A political battle looms over the Fed’s emergency lending programs
The success of the Federal Reserve’s emergency loan programs to stabilize financial markets is fueling a political battle over whether the programs should be extended.
Divisions over their future are magnified by the partisan deadlock in Congress over whether to provide more economic stimulus. Democrats, ahead of President-elect Joe Biden’s inauguration in January, see the programs as a potential tool to provide more aid if Congress does not act, while some Republicans fear relying on them. central bank lending powers as a proxy for congressional spending. the decisions.
The fight could open a wedge between the Fed and the Treasury Department, which have mainly worked together smoothly this year to provide emergency aid after the coronavirus pandemic rocked Wall Street. The Treasury launched the programs with the central bank in March and April after the unrest threatened to freeze credit flows to small businesses, large corporations, cities and states.

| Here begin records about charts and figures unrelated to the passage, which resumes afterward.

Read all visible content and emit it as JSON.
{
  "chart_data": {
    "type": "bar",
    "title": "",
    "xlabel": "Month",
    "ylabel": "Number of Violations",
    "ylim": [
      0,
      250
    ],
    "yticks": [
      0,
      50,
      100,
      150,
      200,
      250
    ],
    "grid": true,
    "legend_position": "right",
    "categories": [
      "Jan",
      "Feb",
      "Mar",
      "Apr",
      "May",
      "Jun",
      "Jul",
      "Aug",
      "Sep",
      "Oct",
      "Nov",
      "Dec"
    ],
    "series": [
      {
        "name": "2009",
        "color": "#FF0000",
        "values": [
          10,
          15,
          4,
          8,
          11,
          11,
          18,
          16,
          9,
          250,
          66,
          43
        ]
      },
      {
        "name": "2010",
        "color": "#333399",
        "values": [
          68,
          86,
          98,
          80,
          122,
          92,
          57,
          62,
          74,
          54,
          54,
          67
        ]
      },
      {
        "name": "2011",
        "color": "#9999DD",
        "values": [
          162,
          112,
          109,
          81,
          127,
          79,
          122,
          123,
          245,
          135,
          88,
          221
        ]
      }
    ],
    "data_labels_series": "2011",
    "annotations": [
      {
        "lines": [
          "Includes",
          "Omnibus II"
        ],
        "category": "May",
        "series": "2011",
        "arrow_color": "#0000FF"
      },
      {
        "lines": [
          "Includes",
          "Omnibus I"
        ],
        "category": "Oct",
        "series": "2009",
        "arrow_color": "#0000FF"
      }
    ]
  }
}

Stock markets rebounded in the days following the announcements of the programs and recovered rapidly in the following months.
A decision not to renew the programs risks disrupting markets by weakening a key source of insurance that has fueled investor optimism, said Roberto Perli, a former Fed economist who is now an analyst at Cornerstone Macro. They could also deny some businesses and governments access to low-cost credit if market conditions deteriorate.